When waves come out of deep water and start to encounter shallower water, they slow down. This squashes them up together, but it also makes them higher. So, the incoming wave grows in height as it approaches the sandbar from the seaward side. But the reflected wave also grows in height as it approaches the sandbar from the landward side. This can make for quite radical effects when the two waves meet.

For the outgoing and incoming waves to interfere with each other with maximum effect, the two waves must coincide exactly at the position of the sandbar. This, of course, won’t always happen. Sometimes you might just get a bump in the incoming wave as the outgoing wave passes through it. Of course, this bump still makes surfing annoyingly difficult, not just when you are on the wave, but also before you even catch it. The constructive interference between the outgoing and incoming waves makes the wave suddenly bigger and steeper, so you turn your board around and paddle for it. The wave then shrinks again, just when you thought you’d caught it.

Alternatively, you paddle for a wave that you think is just at the right steepness to catch and, suddenly, the backwash hits it and it breaks on your head.

With the incoming wave, some of the energy usually ‘leaks’ over the top of the sandbar so that the wave still has some strength left when it carries on past the bar on its way to the shore. However, if the bar is quite large or shallow, or actually sticks out of the water, the incoming wave might dissipate all its energy on the bar itself. As a result you will have no energy left to propagate to the shore and reflect off the high-tide bank. Also, the bank itself must be steep enough for the wave not to break; otherwise you will get a lot of energy dissipated in the breaking process and not enough left to reflect. This is called a surging wave – a mass of water that surges up and down the shore without breaking.

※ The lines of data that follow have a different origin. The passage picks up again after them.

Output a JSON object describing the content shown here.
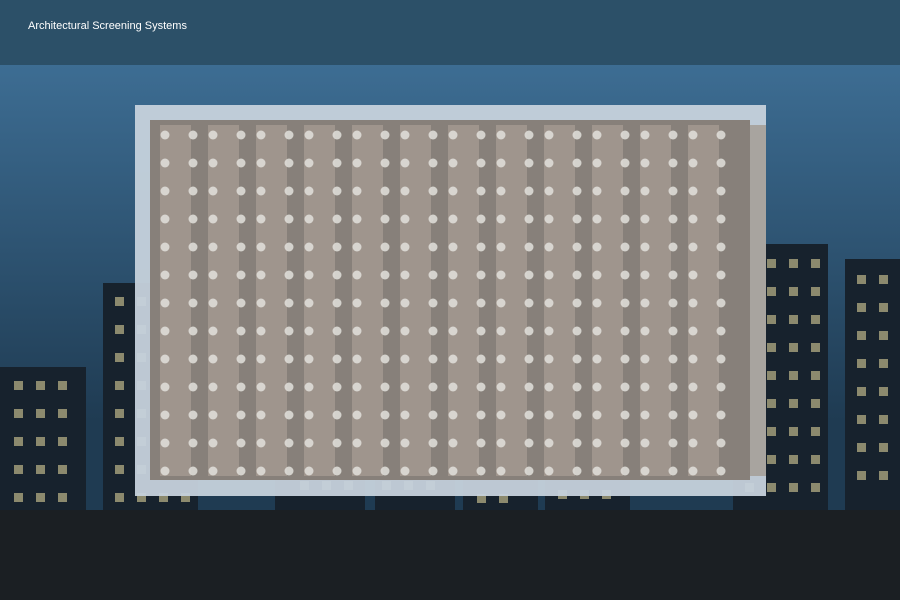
{
  "header": {
    "title": "Architectural Screening Systems"
  },
  "colors": {
    "header_bg": "#2c5068",
    "sky_top": "#3d6d93",
    "sky_bottom": "#1f3b52",
    "ground": "#1b1f23",
    "building": "#17222d",
    "window": "#8c8a6e",
    "frame": "#c6d2dc",
    "panel_bg": "#87807a",
    "strip": "#9f958d",
    "dot": "#e2e0dc"
  },
  "panel": {
    "columns": 12,
    "dot_rows": 13
  }
}
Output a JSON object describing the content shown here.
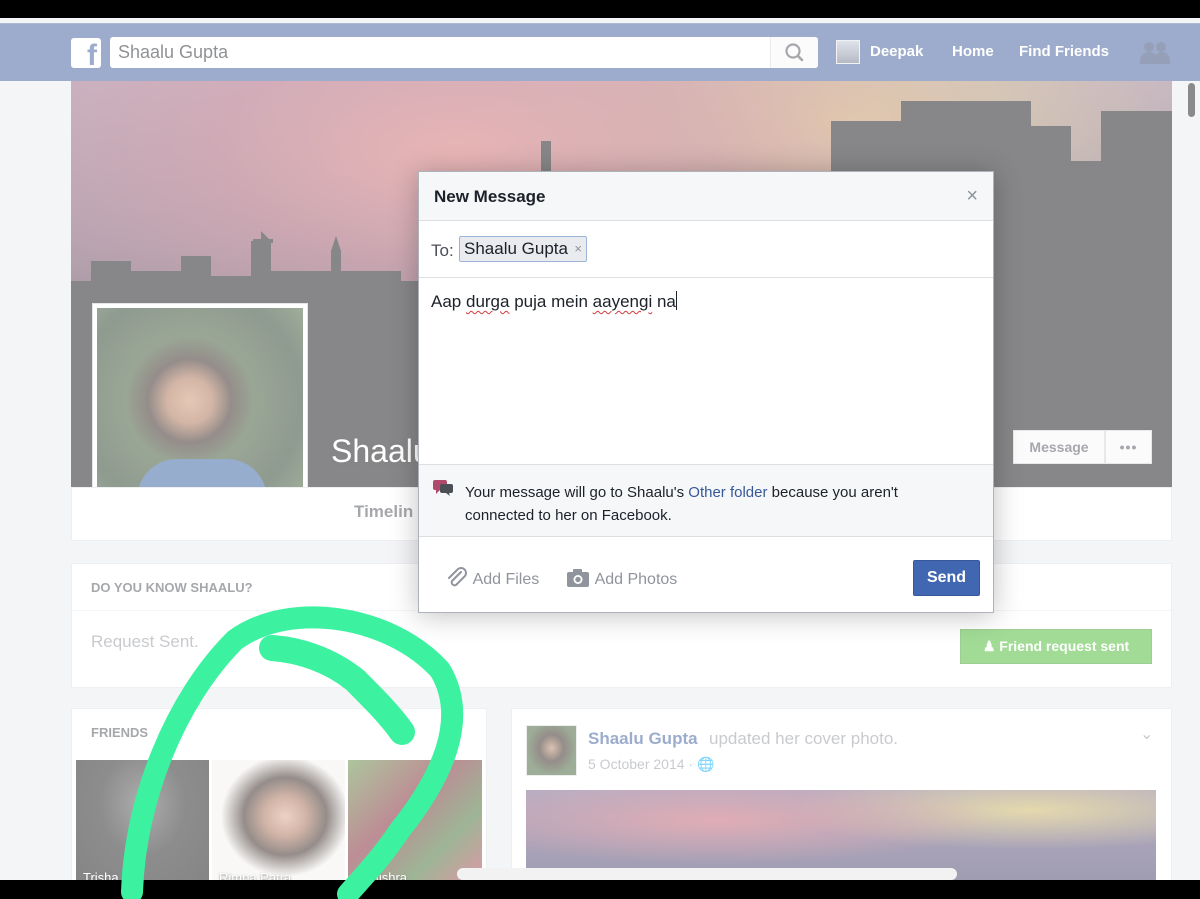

The ability for water to sink into the beach surface (the permeability) also plays a role in all this. The wave will reflect much more easily on an impermeable beach than on a permeable one. On a highly permeable beach, all the water sinks into the beach face instead of reflecting back out to sea. The downwards motion of the water percolating between the gaps in the grains absorbs all the energy. The permeability of the beach increases with increasing sediment size. So, for the wave to reflect well and produce a good backwash, you need a fine-grained beach.